Europas bekanntester Motivationstrainer Jürgen Höller hat mit seinem "Powerday"
am 18. Februar 2006 vor über 150 Zuhörern in Basel gastiert / Dr. Ralf Andreas
Thoma vom Veranstalter Betriebswirtschaftliches Institut & Seminar Basel AG
sprach mit Höller nach seinem erfolgreichen Vortrag im UBS-Ausbildungszentrum.
Dr. Ralf Andreas Thoma: Nach Ihrer Lebenskrise haben Sie wieder auf die Bühne
zurückgefunden. Gibt es ein Patentrezept für ein erfolgreiches Comeback?
Jürgen Höller: Wer hinfällt, hat zwei Möglichkeiten. Er bleibt liegen oder er
steht wieder auf. Hinfallen ist keine Schande, liegen bleiben schon. Ich bin wieder auf
die Bühne zurückgekehrt. Ich habe gelernt und werde das Rad nicht mehr so groß drehen.
In meinen Hochzeiten hatte ich 140 Mitarbeiter, die ernährt werden mussten. Ich kehre
zurück zu den Anfängen. Ich mache - wie man hier in Basel gesehen hat - erfolgreich
weiter. "Nie aufgeben" ist meine Botschaft. Ich glaube sogar, dass ich durch die
Erfahrungen gereifter bin als früher.
Wie kam der tiefe Fall von Europas Motivationsguru, dessen Unternehmen einen geschätzten
Börsenwert von rund 550 Mio. DM (ca. 280 Mio. Euro) hatte?
Nach der Insolvenzanmeldung der Inline AG 2001 habe ich Panik bekommen. Ich habe
für 7 Mio. DM Anlegergelder die Haftung übernommen, falls der geplante Börsengang
ausfallen sollte.
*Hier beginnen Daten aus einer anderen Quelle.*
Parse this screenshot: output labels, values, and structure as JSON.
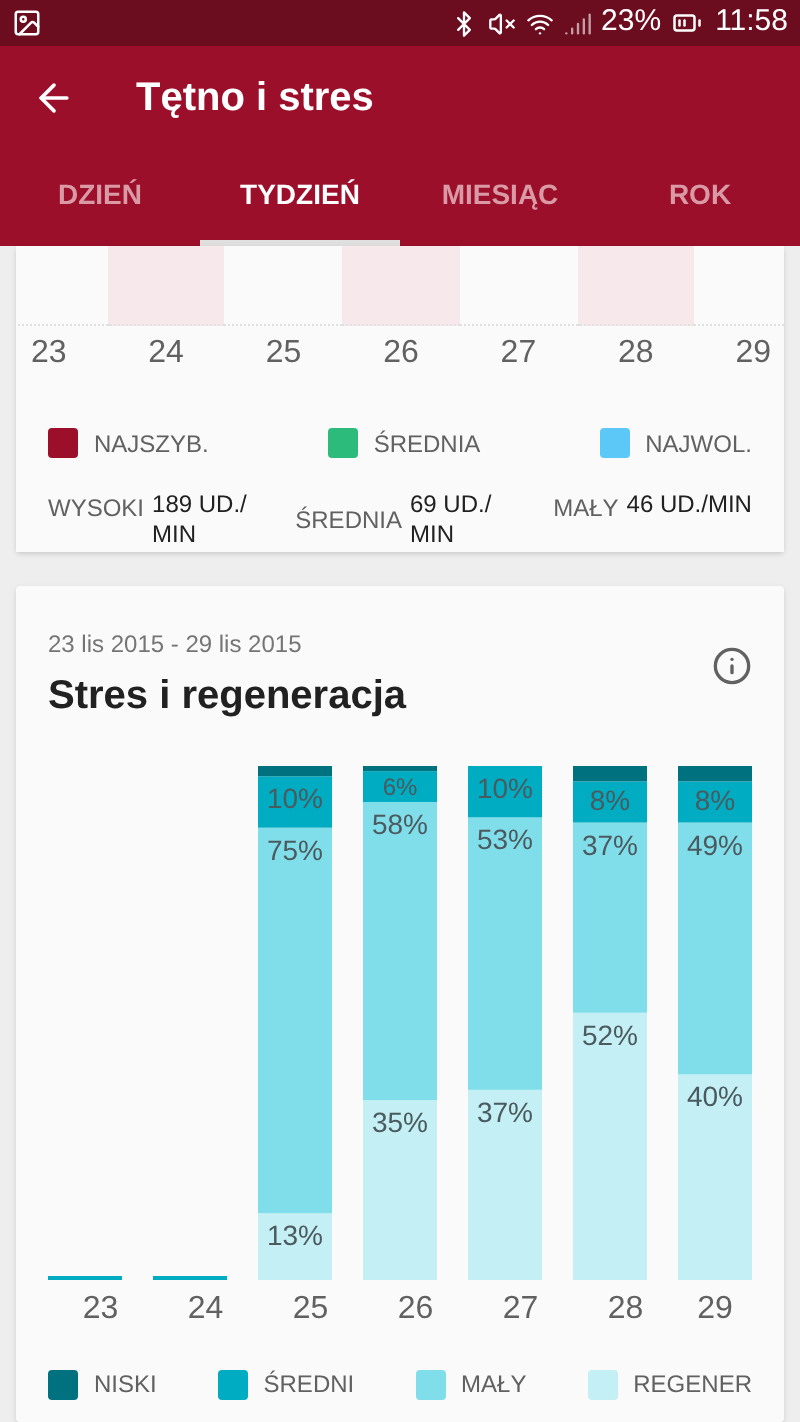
{
  "status_bar": {
    "battery": "23%",
    "time": "11:58"
  },
  "app_bar": {
    "title": "Tętno i stres"
  },
  "tabs": [
    {
      "label": "DZIEŃ",
      "selected": false
    },
    {
      "label": "TYDZIEŃ",
      "selected": true
    },
    {
      "label": "MIESIĄC",
      "selected": false
    },
    {
      "label": "ROK",
      "selected": false
    }
  ],
  "heart_card": {
    "x_labels": [
      "23",
      "24",
      "25",
      "26",
      "27",
      "28",
      "29"
    ],
    "legend": [
      {
        "label": "NAJSZYB.",
        "color": "#9b0f2a"
      },
      {
        "label": "ŚREDNIA",
        "color": "#2dbb7c"
      },
      {
        "label": "NAJWOL.",
        "color": "#5bc8f8"
      }
    ],
    "stats": [
      {
        "label": "WYSOKI",
        "value": "189 UD./MIN"
      },
      {
        "label": "ŚREDNIA",
        "value": "69 UD./MIN"
      },
      {
        "label": "MAŁY",
        "value": "46 UD./MIN"
      }
    ]
  },
  "stress_card": {
    "date_range": "23 lis 2015 - 29 lis 2015",
    "title": "Stres i regeneracja",
    "chart_data": {
      "type": "bar",
      "stacked": true,
      "categories": [
        "23",
        "24",
        "25",
        "26",
        "27",
        "28",
        "29"
      ],
      "ylim": [
        0,
        100
      ],
      "series": [
        {
          "name": "NISKI",
          "color": "#00717f",
          "values": [
            0,
            0,
            2,
            1,
            0,
            3,
            3
          ],
          "value_labels": [
            null,
            null,
            null,
            null,
            null,
            null,
            null
          ]
        },
        {
          "name": "ŚREDNI",
          "color": "#00acc1",
          "values": [
            0,
            0,
            10,
            6,
            10,
            8,
            8
          ],
          "value_labels": [
            null,
            null,
            "10%",
            "6%",
            "10%",
            "8%",
            "8%"
          ]
        },
        {
          "name": "MAŁY",
          "color": "#80deea",
          "values": [
            0,
            0,
            75,
            58,
            53,
            37,
            49
          ],
          "value_labels": [
            null,
            null,
            "75%",
            "58%",
            "53%",
            "37%",
            "49%"
          ]
        },
        {
          "name": "REGENER",
          "color": "#c4eff4",
          "values": [
            0,
            0,
            13,
            35,
            37,
            52,
            40
          ],
          "value_labels": [
            null,
            null,
            "13%",
            "35%",
            "37%",
            "52%",
            "40%"
          ]
        }
      ]
    }
  }
}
Ich habe private Gelder vor der Insolvenz zu retten versucht.
Hinzu kam, dass ich ein Darlehen aus einer anderen Firma entnahm, die zu 94% mir
und zu 6 % einem meiner Söhne gehörte, ohne das Vormundschaftsgericht einzuschalten.
Da dieses Unternehmen eine GmbH war entsprach diese Vorgehensweise einer Untreue -
obwohl ich nicht einmal wusste, etwas falsch gemacht zu haben ... Wegen Untreue,
Bankrotts, einer Steuerhinterziehung über 20.000 € und falscher eidesstattlicher
Versicherung saß ich dann schließlich 18 Monate bis April 2004 in Haft. Ich habe
Fehler gemacht und die Verantwortung übernommen. Andererseits kann vielleicht
jeder nachvollziehen, in welcher Paniksituation man sich befindet, wenn einem
bewusst wird, dass sogar die private Altervorsorge eingezogen wird.
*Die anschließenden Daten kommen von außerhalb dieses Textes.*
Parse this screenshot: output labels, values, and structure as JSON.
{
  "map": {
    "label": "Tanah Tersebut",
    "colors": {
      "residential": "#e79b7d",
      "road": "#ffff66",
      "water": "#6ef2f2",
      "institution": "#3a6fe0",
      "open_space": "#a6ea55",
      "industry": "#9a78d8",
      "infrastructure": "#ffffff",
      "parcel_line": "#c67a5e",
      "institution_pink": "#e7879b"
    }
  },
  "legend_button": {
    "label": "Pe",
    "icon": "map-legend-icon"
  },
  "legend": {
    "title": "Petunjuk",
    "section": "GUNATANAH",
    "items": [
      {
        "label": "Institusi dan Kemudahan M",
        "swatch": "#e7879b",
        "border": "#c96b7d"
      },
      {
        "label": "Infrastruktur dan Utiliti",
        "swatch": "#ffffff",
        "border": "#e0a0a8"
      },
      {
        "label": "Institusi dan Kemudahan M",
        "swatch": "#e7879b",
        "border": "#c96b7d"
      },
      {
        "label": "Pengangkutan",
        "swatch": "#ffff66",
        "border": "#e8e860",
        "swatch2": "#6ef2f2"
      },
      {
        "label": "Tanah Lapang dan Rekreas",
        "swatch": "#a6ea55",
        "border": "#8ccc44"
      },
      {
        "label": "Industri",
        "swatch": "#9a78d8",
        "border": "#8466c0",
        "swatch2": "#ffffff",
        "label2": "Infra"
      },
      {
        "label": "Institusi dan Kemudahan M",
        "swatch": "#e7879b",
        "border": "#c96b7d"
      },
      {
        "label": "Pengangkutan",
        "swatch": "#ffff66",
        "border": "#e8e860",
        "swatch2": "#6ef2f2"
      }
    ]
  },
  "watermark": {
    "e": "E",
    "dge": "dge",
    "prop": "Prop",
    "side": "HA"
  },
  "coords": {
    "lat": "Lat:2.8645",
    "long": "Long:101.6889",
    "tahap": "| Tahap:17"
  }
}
Wie haben Sie selbst die Lebenskrise psychologisch verarbeitet?
Ich hatte das Gefühl mit Tempo 300 ohne Sicherheitsgurt gegen eine Betonmauer zu fahren.
Die erste Zeit in einer 9 qm großen Zelle war unglaublich hart. Zunächst war ich wie
gelähmt und habe die ersten Wochen wie in Trance gelebt. Doch dann erwachte tief in
mir mein unerschütterlicher Optimismus, breitete sich meine innere Kraft immer
stärker aus. Ich habe natürlich meine Methode angewandt, die mich so erfolgreich
gemacht und so vielen tausend Menschen geholfen hatte. Ich setzte mir schon am
zweiten Tag Ziele, die darin bestanden, dass ich mir schwor, egal, wann ich wieder
aus der Haft herauskommen sollte, körperlich topfit zu sein. Ich schrieb mir
positive Suggestionen an den Spiegel meiner Zelle, vor allem sagte ich mir immer
und immer wieder: Ich schaffe es, ich schaffe es. Ich habe es geschafft, wieder
auf der Bühne zu stehen und zwar überaus erfolgreich. So erfolgreich, dass ich
heute sicherlich wieder zu den drei oder vier erfolgreichsten Trainer Europas zähle.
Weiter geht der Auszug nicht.